Я с непониманием смотрел поверх дуги на этого непонятного гражданина, и мне совсем не нравилось, как он переспрашивает: какой-то болезненный интерес, нездоровый. Где он живого видел-то?
— Вопрос снимается, — сказал я. — Третье предупреждение. Следующее — немедленное устранение.

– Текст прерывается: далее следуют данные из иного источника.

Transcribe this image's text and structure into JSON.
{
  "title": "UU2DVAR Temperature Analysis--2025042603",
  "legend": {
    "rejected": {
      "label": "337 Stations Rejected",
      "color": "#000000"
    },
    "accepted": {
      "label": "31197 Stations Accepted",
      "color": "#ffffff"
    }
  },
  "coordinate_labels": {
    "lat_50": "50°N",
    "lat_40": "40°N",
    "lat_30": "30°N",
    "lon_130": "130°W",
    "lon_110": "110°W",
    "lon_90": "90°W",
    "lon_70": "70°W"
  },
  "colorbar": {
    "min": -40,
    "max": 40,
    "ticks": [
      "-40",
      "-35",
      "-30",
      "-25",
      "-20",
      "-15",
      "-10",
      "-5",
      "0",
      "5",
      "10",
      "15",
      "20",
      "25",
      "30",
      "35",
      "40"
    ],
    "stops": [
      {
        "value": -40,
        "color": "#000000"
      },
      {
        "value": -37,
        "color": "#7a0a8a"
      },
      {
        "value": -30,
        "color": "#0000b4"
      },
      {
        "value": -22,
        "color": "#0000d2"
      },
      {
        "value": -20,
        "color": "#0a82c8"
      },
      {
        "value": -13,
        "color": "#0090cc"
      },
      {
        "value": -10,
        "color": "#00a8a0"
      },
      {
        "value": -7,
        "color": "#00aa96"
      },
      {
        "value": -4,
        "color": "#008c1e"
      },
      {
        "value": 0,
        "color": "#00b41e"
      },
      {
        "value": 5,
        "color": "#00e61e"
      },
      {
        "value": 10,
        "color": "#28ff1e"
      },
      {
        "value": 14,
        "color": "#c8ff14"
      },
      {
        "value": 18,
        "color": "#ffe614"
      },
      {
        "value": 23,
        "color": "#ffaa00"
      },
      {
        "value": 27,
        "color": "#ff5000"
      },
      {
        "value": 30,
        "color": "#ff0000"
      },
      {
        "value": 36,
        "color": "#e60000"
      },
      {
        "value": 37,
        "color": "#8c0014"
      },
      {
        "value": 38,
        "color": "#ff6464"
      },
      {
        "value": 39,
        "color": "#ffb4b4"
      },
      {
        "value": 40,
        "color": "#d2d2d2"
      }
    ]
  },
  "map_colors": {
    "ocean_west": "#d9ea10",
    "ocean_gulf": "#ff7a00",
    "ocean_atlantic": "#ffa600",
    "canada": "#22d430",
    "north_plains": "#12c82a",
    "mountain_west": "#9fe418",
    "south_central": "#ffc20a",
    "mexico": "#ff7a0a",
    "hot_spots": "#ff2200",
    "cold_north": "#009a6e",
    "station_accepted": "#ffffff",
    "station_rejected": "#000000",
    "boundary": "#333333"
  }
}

Самое странное — он меня бесил. Эти взлохмаченные волосы цвета мглы, этот узкий хищный нос, тонкие губы, искривленные в легкой усмешке — тварь да и только. А еще меня бесил аппарат, который отмечал, что передо мной человек. Ну что же, предположим худшее: передо мной именно "ноль-ноль". Тогда experimentum crucis, так сказать, и, кстати, у нас есть логичная связочка.
— Вы меня поняли, что в случае срыва еще одного вопроса, я вас ликвидирую?
— Да.
— Как вы относитесь к собственной смерти?
Пауза. Хм, странные реакции лимбической системы. Я положил руку на колено, поближе к кобуре — пусть Ева и не видит сквозь стол, но предиктивная функция была даже в самых древних прошивках. Тестовый модуль колебался, появились красные огоньки задержки на дуге.
— Не знаю, — тихо сказал испытуемый. — Я еще не умирал.
Не умирал он еще.
— Дальше. На ваших глазах отключается Евангелион. Он хрипит и дергает конечностями, его голова задрана в предсмертной судороге...
Меня понесло. Глядя в эти глаза, я видел совсем другую картину — образ из сегодняшнего дня, и это меня здорово заводило — пополам с дикой, изнуряющей злостью. "Я тебя сломаю, сволочь".
— Мне жаль его. Это больно.
Я вздрогнул, приходя в себя: на дуге плясала нормальная реакция сочувствия. Потрясающая в своей нормальности реакция — хрен бы я так посочувствовал воображаемой отключающейся Еве. То есть, в смысле...
— Достаточно.
Поднеся к губам сигарету, я обнаружил только погасший фильтр и хрупкий нарост пепла. "Да что же со мной такое, а?" Во-первых, я чуть не сорвался. Во-вторых, красноглазый оказался человеком, и что еще удивительнее — вряд ли даже специалом.
— Принято. Сомнительный показатель только по одному вопросу — валите сдавать ДНК-тест.
Я откинулся на спинку стула и достал еще одну сигарету, радуясь, что не дрожат руки. Эта тварь мне здорово залезла под кожу — своей внешностью, своей ухмылочкой, своими неприятно странными ответами.
— Я человек?
— Вам заключение в рамочке выписать? — спросил я и бросил через плечо:
— Сержант, это не мой клиент.
— Понял, господин старший лейтенант, — отозвался Мориваки. Судя по голосу, он был здорово впечатлен. Ну да, небось, думал, что я после первого вопроса парню дырку проделаю в голове.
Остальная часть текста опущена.